Desejei tanto ter um filho de Henrique! Não precisaria de mais nada, nem de namoro oficial, nem de casamento, nada; bastava-me o tesouro de um filho do homem amado e eu sumiria das vistas de Henrique para sempre...
Quê fazer? De forma alguma eu pretendia envolver Caio novamente em minha vida, e depois de muito chorar e pensar loucuras, decidi falar da gravidez para Ricardo, crendo que seria o fim do nosso relacionamento.
Ricardo ficou tão triste, que sua dor me cortou ainda mais o coração, mas, surpreendentemente, não desistiu de mim e agilizou nosso casamento, assumindo o meu filho por nascer; agora, Vítor, o nosso filho.
Amei Ricardo com esse amor grato e sereno, como deveriam ser todos os amores.
Pelas artimanhas do destino, nosso filhinho se parece tanto com Ricardo que às vezes até nos esquecemos que Vítor é filho de outro homem.
Pai e filho vivem grudados, como se tivessem medo de se perder um do outro, sempre juntos, brincando, dormindo, e jogando futebol.
_ Te amo muito meu principezinho!
_ Também te amo, mamãe!
_ Vitinho, se você for escolher, você escolhe a mamãe ou o papai?
Ele arregala os olhinhos e agarrando-se ao pescoço do pai, esconde o rostinho, sem responder.
Essa é minha maior alegria; saber que ambos se amam tanto, e estão seguros e em paz.

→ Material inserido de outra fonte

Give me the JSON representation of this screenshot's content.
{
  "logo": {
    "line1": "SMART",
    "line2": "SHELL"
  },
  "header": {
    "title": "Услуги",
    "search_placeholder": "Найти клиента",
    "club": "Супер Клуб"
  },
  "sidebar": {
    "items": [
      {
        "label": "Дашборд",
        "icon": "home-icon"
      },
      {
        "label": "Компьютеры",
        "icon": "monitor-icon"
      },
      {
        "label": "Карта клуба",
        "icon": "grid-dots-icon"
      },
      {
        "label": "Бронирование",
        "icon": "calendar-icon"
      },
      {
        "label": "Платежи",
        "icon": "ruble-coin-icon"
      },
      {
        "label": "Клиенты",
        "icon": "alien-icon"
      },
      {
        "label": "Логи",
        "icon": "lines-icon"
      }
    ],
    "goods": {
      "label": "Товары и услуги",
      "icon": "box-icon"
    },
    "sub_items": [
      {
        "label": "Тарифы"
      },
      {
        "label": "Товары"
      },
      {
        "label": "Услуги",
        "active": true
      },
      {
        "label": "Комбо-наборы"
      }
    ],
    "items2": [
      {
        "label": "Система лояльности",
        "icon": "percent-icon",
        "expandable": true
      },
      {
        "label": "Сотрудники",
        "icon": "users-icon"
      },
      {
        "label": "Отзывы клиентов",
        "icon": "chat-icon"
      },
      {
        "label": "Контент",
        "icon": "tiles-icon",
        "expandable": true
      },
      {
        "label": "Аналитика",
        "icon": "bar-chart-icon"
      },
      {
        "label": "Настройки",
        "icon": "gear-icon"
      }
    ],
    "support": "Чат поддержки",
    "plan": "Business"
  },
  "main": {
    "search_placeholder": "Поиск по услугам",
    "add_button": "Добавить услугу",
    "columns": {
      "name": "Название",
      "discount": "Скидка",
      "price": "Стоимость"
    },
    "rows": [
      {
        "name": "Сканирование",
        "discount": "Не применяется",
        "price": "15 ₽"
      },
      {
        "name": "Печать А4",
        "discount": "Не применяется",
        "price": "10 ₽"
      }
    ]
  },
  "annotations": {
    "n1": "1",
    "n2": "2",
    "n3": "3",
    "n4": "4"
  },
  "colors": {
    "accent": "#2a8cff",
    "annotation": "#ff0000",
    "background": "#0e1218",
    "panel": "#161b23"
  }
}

Ainda me resta uma questão a resolver, que, tanto quanto possível e, egoisticamente, vou protelar. Apesar de nossa rápida relação, eu sabia que Caio desejava ter filhos e esconder-lhe o fato de que já é pai, me pesa na consciência a ponto de me tirar o sono.
Porém, ainda é cedo para acrecentá-lo às nossas vidas. Estamos ainda nos estruturando tanto emocionalmente como também fortalencendo nossos laços familiares, então vou esperar mais um pouco. Que Deus me perdoe...
Quanto a Henrique, nunca mais o vi e ainda sinto pavor só de imaginar um encontro com ele. Não me sinto nem um pouco segura quanto à minha reação, ou melhor, sei que perderei a firmeza nas pernas, que meus lábios tremerão e que provavelmente meus olhos se encherão de lágrimas; correndo o risco de novamente, como um autômato, voltar a ser o brinquedo preferido dele.
Alguns amores são cruéis na dor, no ardor, no temor e na total falta de esperanças.
Amores que ao contrário de bençãos, parecem castigos impostos por algum deus vingativo, como punição por um crime que sequer imaginamos ter cometido.